Key Factual Allegations
- Cordero alleged that between June and August 1997 he was appointed exclusive distributor in the Philippines by AFFA through Robinson for SEACAT 25 and other fast ferry vessels.
- The parties executed a Memorandum of Agreement dated August 7, 1997 and Shipbuilding Contract No. 7825 for one SEACAT 25 at US$1,465,512.00.
- The agreed commission to Cordero was 22.43% per vessel or US$328,742.00 per vessel, with partial payments later made.
- Cordero undertook trips to AFFA’s Brisbane shipyard, paid travel and related expenses, and monitored construction for Go.

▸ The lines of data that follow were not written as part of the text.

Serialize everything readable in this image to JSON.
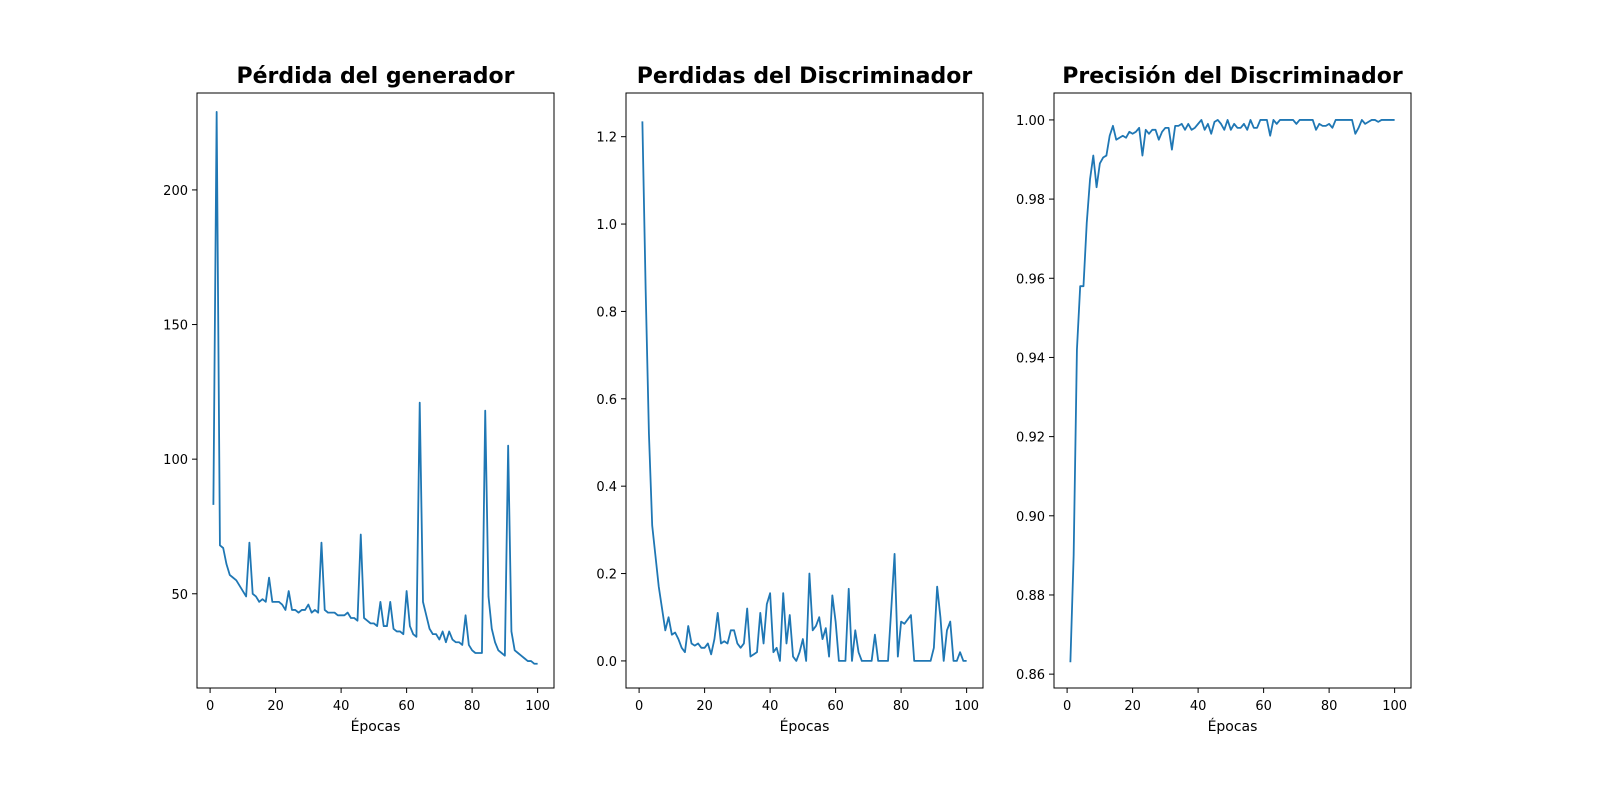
{
  "chart_data": [
    {
      "type": "line",
      "title": "Pérdida del generador",
      "xlabel": "Épocas",
      "ylabel": "",
      "xlim": [
        -4,
        105
      ],
      "ylim": [
        15,
        236
      ],
      "xticks": [
        0,
        20,
        40,
        60,
        80,
        100
      ],
      "yticks": [
        50,
        100,
        150,
        200
      ],
      "grid": false,
      "color": "#1f77b4",
      "series": [
        {
          "x": [
            1,
            2,
            3,
            4,
            5,
            6,
            7,
            8,
            9,
            10,
            11,
            12,
            13,
            14,
            15,
            16,
            17,
            18,
            19,
            20,
            21,
            22,
            23,
            24,
            25,
            26,
            27,
            28,
            29,
            30,
            31,
            32,
            33,
            34,
            35,
            36,
            37,
            38,
            39,
            40,
            41,
            42,
            43,
            44,
            45,
            46,
            47,
            48,
            49,
            50,
            51,
            52,
            53,
            54,
            55,
            56,
            57,
            58,
            59,
            60,
            61,
            62,
            63,
            64,
            65,
            66,
            67,
            68,
            69,
            70,
            71,
            72,
            73,
            74,
            75,
            76,
            77,
            78,
            79,
            80,
            81,
            82,
            83,
            84,
            85,
            86,
            87,
            88,
            89,
            90,
            91,
            92,
            93,
            94,
            95,
            96,
            97,
            98,
            99,
            100
          ],
          "y": [
            83,
            229,
            68,
            67,
            61,
            57,
            56,
            55,
            53,
            51,
            49,
            69,
            50,
            49,
            47,
            48,
            47,
            56,
            47,
            47,
            47,
            46,
            44,
            51,
            44,
            44,
            43,
            44,
            44,
            46,
            43,
            44,
            43,
            69,
            44,
            43,
            43,
            43,
            42,
            42,
            42,
            43,
            41,
            41,
            40,
            72,
            41,
            40,
            39,
            39,
            38,
            47,
            38,
            38,
            47,
            37,
            36,
            36,
            35,
            51,
            38,
            35,
            34,
            121,
            47,
            42,
            37,
            35,
            35,
            33,
            36,
            32,
            36,
            33,
            32,
            32,
            31,
            42,
            31,
            29,
            28,
            28,
            28,
            118,
            49,
            37,
            32,
            29,
            28,
            27,
            105,
            36,
            29,
            28,
            27,
            26,
            25,
            25,
            24,
            24
          ]
        }
      ]
    },
    {
      "type": "line",
      "title": "Perdidas del Discriminador",
      "xlabel": "Épocas",
      "ylabel": "",
      "xlim": [
        -4,
        105
      ],
      "ylim": [
        -0.062,
        1.3
      ],
      "xticks": [
        0,
        20,
        40,
        60,
        80,
        100
      ],
      "yticks": [
        0.0,
        0.2,
        0.4,
        0.6,
        0.8,
        1.0,
        1.2
      ],
      "grid": false,
      "color": "#1f77b4",
      "series": [
        {
          "x": [
            1,
            2,
            3,
            4,
            5,
            6,
            7,
            8,
            9,
            10,
            11,
            12,
            13,
            14,
            15,
            16,
            17,
            18,
            19,
            20,
            21,
            22,
            23,
            24,
            25,
            26,
            27,
            28,
            29,
            30,
            31,
            32,
            33,
            34,
            35,
            36,
            37,
            38,
            39,
            40,
            41,
            42,
            43,
            44,
            45,
            46,
            47,
            48,
            49,
            50,
            51,
            52,
            53,
            54,
            55,
            56,
            57,
            58,
            59,
            60,
            61,
            62,
            63,
            64,
            65,
            66,
            67,
            68,
            69,
            70,
            71,
            72,
            73,
            74,
            75,
            76,
            77,
            78,
            79,
            80,
            81,
            82,
            83,
            84,
            85,
            86,
            87,
            88,
            89,
            90,
            91,
            92,
            93,
            94,
            95,
            96,
            97,
            98,
            99,
            100
          ],
          "y": [
            1.235,
            0.85,
            0.52,
            0.31,
            0.24,
            0.17,
            0.12,
            0.07,
            0.1,
            0.06,
            0.065,
            0.05,
            0.03,
            0.02,
            0.08,
            0.04,
            0.035,
            0.04,
            0.03,
            0.03,
            0.04,
            0.015,
            0.05,
            0.11,
            0.04,
            0.045,
            0.04,
            0.07,
            0.07,
            0.04,
            0.03,
            0.04,
            0.12,
            0.01,
            0.015,
            0.02,
            0.11,
            0.04,
            0.13,
            0.155,
            0.02,
            0.03,
            0.0,
            0.155,
            0.04,
            0.105,
            0.01,
            0.0,
            0.02,
            0.05,
            0.0,
            0.2,
            0.07,
            0.08,
            0.1,
            0.05,
            0.075,
            0.01,
            0.15,
            0.09,
            0.0,
            0.0,
            0.0,
            0.165,
            0.0,
            0.07,
            0.02,
            0.0,
            0.0,
            0.0,
            0.0,
            0.06,
            0.0,
            0.0,
            0.0,
            0.0,
            0.12,
            0.245,
            0.01,
            0.09,
            0.085,
            0.095,
            0.105,
            0.0,
            0.0,
            0.0,
            0.0,
            0.0,
            0.0,
            0.03,
            0.17,
            0.1,
            0.0,
            0.07,
            0.09,
            0.0,
            0.0,
            0.02,
            0.0,
            0.0
          ]
        }
      ]
    },
    {
      "type": "line",
      "title": "Precisión del Discriminador",
      "xlabel": "Épocas",
      "ylabel": "",
      "xlim": [
        -4,
        105
      ],
      "ylim": [
        0.8565,
        1.0068
      ],
      "xticks": [
        0,
        20,
        40,
        60,
        80,
        100
      ],
      "yticks": [
        0.86,
        0.88,
        0.9,
        0.92,
        0.94,
        0.96,
        0.98,
        1.0
      ],
      "grid": false,
      "color": "#1f77b4",
      "series": [
        {
          "x": [
            1,
            2,
            3,
            4,
            5,
            6,
            7,
            8,
            9,
            10,
            11,
            12,
            13,
            14,
            15,
            16,
            17,
            18,
            19,
            20,
            21,
            22,
            23,
            24,
            25,
            26,
            27,
            28,
            29,
            30,
            31,
            32,
            33,
            34,
            35,
            36,
            37,
            38,
            39,
            40,
            41,
            42,
            43,
            44,
            45,
            46,
            47,
            48,
            49,
            50,
            51,
            52,
            53,
            54,
            55,
            56,
            57,
            58,
            59,
            60,
            61,
            62,
            63,
            64,
            65,
            66,
            67,
            68,
            69,
            70,
            71,
            72,
            73,
            74,
            75,
            76,
            77,
            78,
            79,
            80,
            81,
            82,
            83,
            84,
            85,
            86,
            87,
            88,
            89,
            90,
            91,
            92,
            93,
            94,
            95,
            96,
            97,
            98,
            99,
            100
          ],
          "y": [
            0.863,
            0.89,
            0.942,
            0.958,
            0.958,
            0.974,
            0.985,
            0.991,
            0.983,
            0.989,
            0.9905,
            0.991,
            0.996,
            0.9985,
            0.995,
            0.9955,
            0.996,
            0.9955,
            0.997,
            0.9965,
            0.997,
            0.998,
            0.991,
            0.9975,
            0.9965,
            0.9975,
            0.9975,
            0.995,
            0.997,
            0.998,
            0.998,
            0.9925,
            0.9985,
            0.9985,
            0.999,
            0.9975,
            0.999,
            0.9975,
            0.998,
            0.999,
            1.0,
            0.9975,
            0.999,
            0.9965,
            0.9995,
            1.0,
            0.999,
            0.9975,
            1.0,
            0.9975,
            0.999,
            0.998,
            0.998,
            0.999,
            0.9975,
            1.0,
            0.998,
            0.998,
            1.0,
            1.0,
            1.0,
            0.996,
            1.0,
            0.999,
            1.0,
            1.0,
            1.0,
            1.0,
            1.0,
            0.999,
            1.0,
            1.0,
            1.0,
            1.0,
            1.0,
            0.9975,
            0.999,
            0.9985,
            0.9985,
            0.999,
            0.998,
            1.0,
            1.0,
            1.0,
            1.0,
            1.0,
            1.0,
            0.9965,
            0.998,
            1.0,
            0.999,
            0.9995,
            1.0,
            1.0,
            0.9995,
            1.0,
            1.0,
            1.0,
            1.0,
            1.0
          ]
        }
      ]
    }
  ]
}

- Cordero discovered that Go and his lawyers were dealing directly with Robinson and allegedly canvassing for a second vessel or engine without informing Cordero.
- Cordero sent a handwritten demand dated June 24, 1998 asserting violation of his exclusive distributorship and later filed a complaint with the Bureau of Customs and Civil Case No. 98-35332 on August 21, 1998.

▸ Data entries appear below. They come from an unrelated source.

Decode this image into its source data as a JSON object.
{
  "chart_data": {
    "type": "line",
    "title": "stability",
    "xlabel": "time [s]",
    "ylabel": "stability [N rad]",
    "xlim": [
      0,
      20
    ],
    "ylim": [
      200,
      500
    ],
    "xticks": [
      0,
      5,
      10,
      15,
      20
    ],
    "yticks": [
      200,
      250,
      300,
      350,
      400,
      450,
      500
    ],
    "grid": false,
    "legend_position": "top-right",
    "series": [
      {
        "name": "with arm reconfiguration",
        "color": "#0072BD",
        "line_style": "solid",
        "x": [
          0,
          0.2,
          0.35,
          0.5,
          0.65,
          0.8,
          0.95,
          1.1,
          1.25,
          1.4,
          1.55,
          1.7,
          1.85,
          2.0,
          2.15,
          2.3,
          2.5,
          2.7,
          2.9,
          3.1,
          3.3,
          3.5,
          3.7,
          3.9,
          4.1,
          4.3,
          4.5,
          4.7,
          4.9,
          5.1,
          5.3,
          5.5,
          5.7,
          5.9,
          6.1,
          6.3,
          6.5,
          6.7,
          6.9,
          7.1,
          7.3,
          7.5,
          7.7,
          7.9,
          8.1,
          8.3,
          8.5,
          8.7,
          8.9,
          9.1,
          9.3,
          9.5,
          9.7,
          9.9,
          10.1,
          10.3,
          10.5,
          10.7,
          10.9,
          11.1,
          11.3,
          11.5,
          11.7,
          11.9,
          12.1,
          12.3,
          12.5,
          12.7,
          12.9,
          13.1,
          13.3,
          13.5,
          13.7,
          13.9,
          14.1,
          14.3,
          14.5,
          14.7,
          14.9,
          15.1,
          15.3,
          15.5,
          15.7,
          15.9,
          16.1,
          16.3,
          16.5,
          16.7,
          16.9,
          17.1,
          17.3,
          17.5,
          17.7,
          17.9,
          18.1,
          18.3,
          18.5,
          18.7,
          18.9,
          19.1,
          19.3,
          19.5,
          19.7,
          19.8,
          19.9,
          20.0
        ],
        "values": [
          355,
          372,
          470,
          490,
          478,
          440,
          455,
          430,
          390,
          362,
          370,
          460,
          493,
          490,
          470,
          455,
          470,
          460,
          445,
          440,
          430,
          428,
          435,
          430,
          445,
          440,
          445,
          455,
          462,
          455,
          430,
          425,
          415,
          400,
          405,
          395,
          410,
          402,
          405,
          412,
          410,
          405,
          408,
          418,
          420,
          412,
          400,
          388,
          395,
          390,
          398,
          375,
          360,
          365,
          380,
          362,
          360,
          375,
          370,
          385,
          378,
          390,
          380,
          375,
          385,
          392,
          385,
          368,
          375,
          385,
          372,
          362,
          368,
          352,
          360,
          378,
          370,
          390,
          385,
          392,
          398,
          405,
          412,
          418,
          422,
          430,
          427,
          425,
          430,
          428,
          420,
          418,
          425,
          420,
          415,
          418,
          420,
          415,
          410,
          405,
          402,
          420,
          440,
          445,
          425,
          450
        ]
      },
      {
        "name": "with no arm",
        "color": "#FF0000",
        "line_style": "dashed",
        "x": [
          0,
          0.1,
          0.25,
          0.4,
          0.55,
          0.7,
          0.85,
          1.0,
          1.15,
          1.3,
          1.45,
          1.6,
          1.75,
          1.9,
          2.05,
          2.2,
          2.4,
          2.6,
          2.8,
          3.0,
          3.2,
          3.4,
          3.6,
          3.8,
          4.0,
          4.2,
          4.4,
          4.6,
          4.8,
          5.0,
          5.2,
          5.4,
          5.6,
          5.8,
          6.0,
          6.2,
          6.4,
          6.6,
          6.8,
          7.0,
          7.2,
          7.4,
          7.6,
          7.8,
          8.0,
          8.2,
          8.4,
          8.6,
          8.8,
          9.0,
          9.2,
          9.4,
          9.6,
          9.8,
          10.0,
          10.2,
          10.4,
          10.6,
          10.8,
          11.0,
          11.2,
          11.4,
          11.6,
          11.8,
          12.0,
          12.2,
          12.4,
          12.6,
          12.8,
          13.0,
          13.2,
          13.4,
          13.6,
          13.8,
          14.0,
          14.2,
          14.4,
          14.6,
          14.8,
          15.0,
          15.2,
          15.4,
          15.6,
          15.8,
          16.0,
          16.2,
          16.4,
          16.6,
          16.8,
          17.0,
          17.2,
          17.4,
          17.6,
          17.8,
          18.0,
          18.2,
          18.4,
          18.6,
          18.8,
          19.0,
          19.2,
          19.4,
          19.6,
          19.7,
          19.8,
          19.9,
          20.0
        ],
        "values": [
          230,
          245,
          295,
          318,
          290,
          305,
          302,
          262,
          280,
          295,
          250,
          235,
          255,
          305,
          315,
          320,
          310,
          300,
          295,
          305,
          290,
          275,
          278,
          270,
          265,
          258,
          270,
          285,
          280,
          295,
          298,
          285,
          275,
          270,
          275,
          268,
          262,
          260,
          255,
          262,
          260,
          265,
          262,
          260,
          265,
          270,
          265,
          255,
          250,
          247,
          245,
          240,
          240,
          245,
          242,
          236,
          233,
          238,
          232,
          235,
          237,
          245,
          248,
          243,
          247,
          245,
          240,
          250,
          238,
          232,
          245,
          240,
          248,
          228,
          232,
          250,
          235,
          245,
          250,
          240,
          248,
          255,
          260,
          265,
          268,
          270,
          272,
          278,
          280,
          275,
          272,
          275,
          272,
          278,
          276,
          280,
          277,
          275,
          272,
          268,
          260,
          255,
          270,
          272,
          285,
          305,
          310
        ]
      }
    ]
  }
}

- AFFA’s lawyers in Australia wrote that Cordero’s appointment was for one transaction only and that the offer of distributorship was revoked.
Issues Presented
- Whether Cordero was the real party-in-interest entitled to sue for breach of the distributorship.

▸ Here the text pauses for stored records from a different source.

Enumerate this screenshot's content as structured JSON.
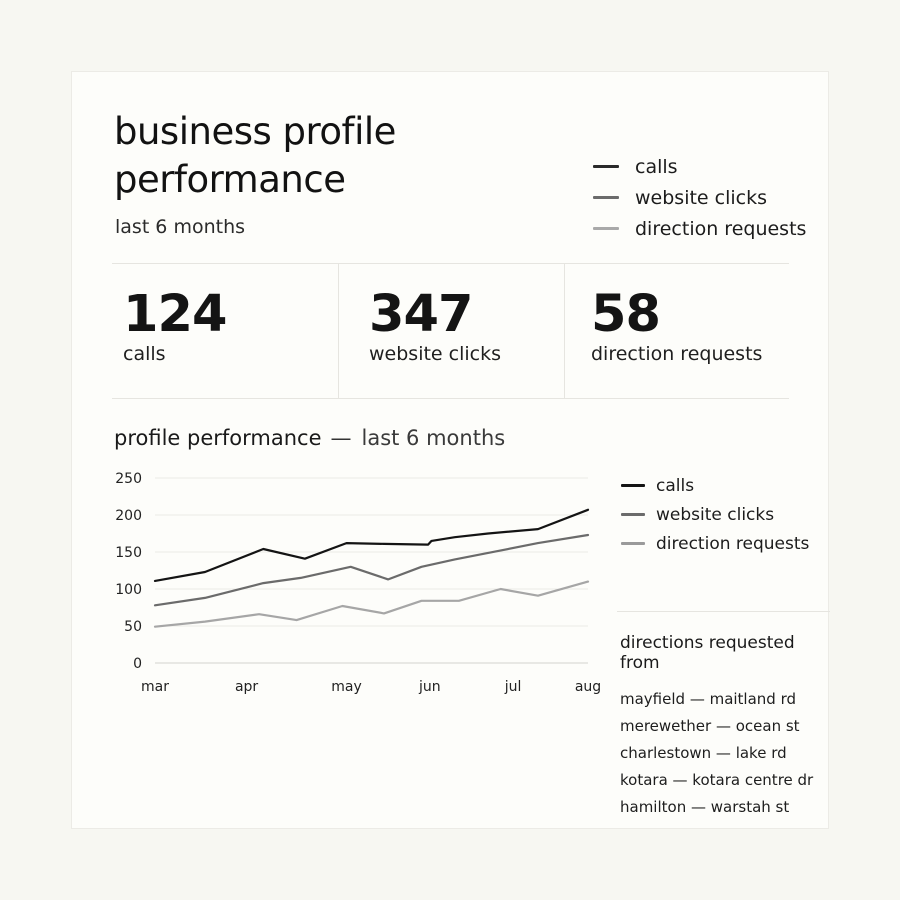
{
  "header": {
    "title_line1": "business profile",
    "title_line2": "performance",
    "subtitle": "last 6 months"
  },
  "legend": [
    {
      "label": "calls",
      "color": "#2a2a2a"
    },
    {
      "label": "website clicks",
      "color": "#6b6b6b"
    },
    {
      "label": "direction requests",
      "color": "#a9a9a9"
    }
  ],
  "stats": [
    {
      "value": "124",
      "label": "calls"
    },
    {
      "value": "347",
      "label": "website clicks"
    },
    {
      "value": "58",
      "label": "direction requests"
    }
  ],
  "chart_title": {
    "main": "profile performance",
    "separator": "—",
    "sub": "last 6 months"
  },
  "chart_legend": [
    {
      "label": "calls",
      "color": "#141414"
    },
    {
      "label": "website clicks",
      "color": "#6b6b6b"
    },
    {
      "label": "direction requests",
      "color": "#9a9a9a"
    }
  ],
  "chart_data": {
    "type": "line",
    "title": "profile performance — last 6 months",
    "xlabel": "",
    "ylabel": "",
    "ylim": [
      0,
      250
    ],
    "yticks": [
      0,
      50,
      100,
      150,
      200,
      250
    ],
    "grid": true,
    "legend_position": "right",
    "x_labels": [
      "mar",
      "apr",
      "may",
      "jun",
      "jul",
      "aug"
    ],
    "x_label_positions": [
      0,
      1.1,
      2.3,
      3.3,
      4.3,
      5.2
    ],
    "x_range": [
      0,
      5.2
    ],
    "series": [
      {
        "name": "calls",
        "color": "#141414",
        "x": [
          0,
          0.6,
          1.3,
          1.8,
          2.3,
          2.75,
          3.28,
          3.32,
          3.6,
          4.0,
          4.6,
          5.2
        ],
        "y": [
          111,
          123,
          154,
          141,
          162,
          161,
          160,
          165,
          170,
          175,
          181,
          207
        ]
      },
      {
        "name": "website clicks",
        "color": "#6b6b6b",
        "x": [
          0,
          0.6,
          1.3,
          1.75,
          2.35,
          2.8,
          3.2,
          3.6,
          4.1,
          4.6,
          5.2
        ],
        "y": [
          78,
          88,
          108,
          115,
          130,
          113,
          130,
          140,
          151,
          162,
          173
        ]
      },
      {
        "name": "direction requests",
        "color": "#a6a6a6",
        "x": [
          0,
          0.6,
          1.25,
          1.7,
          2.25,
          2.75,
          3.2,
          3.65,
          4.15,
          4.6,
          5.2
        ],
        "y": [
          49,
          56,
          66,
          58,
          77,
          67,
          84,
          84,
          100,
          91,
          110
        ]
      }
    ]
  },
  "directions": {
    "heading": "directions requested from",
    "items": [
      "mayfield — maitland rd",
      "merewether — ocean st",
      "charlestown — lake rd",
      "kotara — kotara centre dr",
      "hamilton — warstah st"
    ]
  }
}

- Whether Go, Robinson, Landicho and Tecson could be held liable for tortious interference, breach of the exclusive distributorship, and for unpaid commissions and consequential damages.
- Whether due process was violated by allowing ex parte presentation of Cordero’s evidence.
- Whether the quantum and legal basis of awarded damages, interest, exemplary damages and attorney’s fees were proper.
Trial and Appellate Findings
- The RTC found that Cordero was the exclusive distributor of AFFA in the Philippines and allowed Cordero to present evidence ex parte after defendants failed to appear at pre-trial.
- The RTC awarded Cordero P16,291,352.43 as actual damages, P1,000,000.00 as moral damages, P1,000,000.00 as exemplary damages, P1,000,000.00 as attorney’s fees, and costs, with legal interest.
- The CA affirmed that Cordero was the exclusive distributor and that he was entitled to commission but reduced the award to the unpaid commission balance of US$31,522.09 (P1,355,449.90), disallowed P800,000.00 for expenses, and reduced moral, exemplary and attorney’s fees to P500,000.00, P300,000.00 and P50,000.00, respectively.
- The CA applied Article 1207 in relation to Articles 19, 20, 21 and 22 of the New Civil Code for solidary liability.
- The Court of Appeals’ Resolution modified interest to run from June 24, 1998 at 6% and to increase to 12% once the decision became final and executory.
- This Court affirmed the CA’s Decision with modification reducing moral damages to P300,000.00 and exemplary damages to P200,000.00 and affirmed attorney’s fees at P50,000.00.
Statutory Framework
- Section 2, Rule 3, Rules of Court governed the requirement of the real party-in-interest.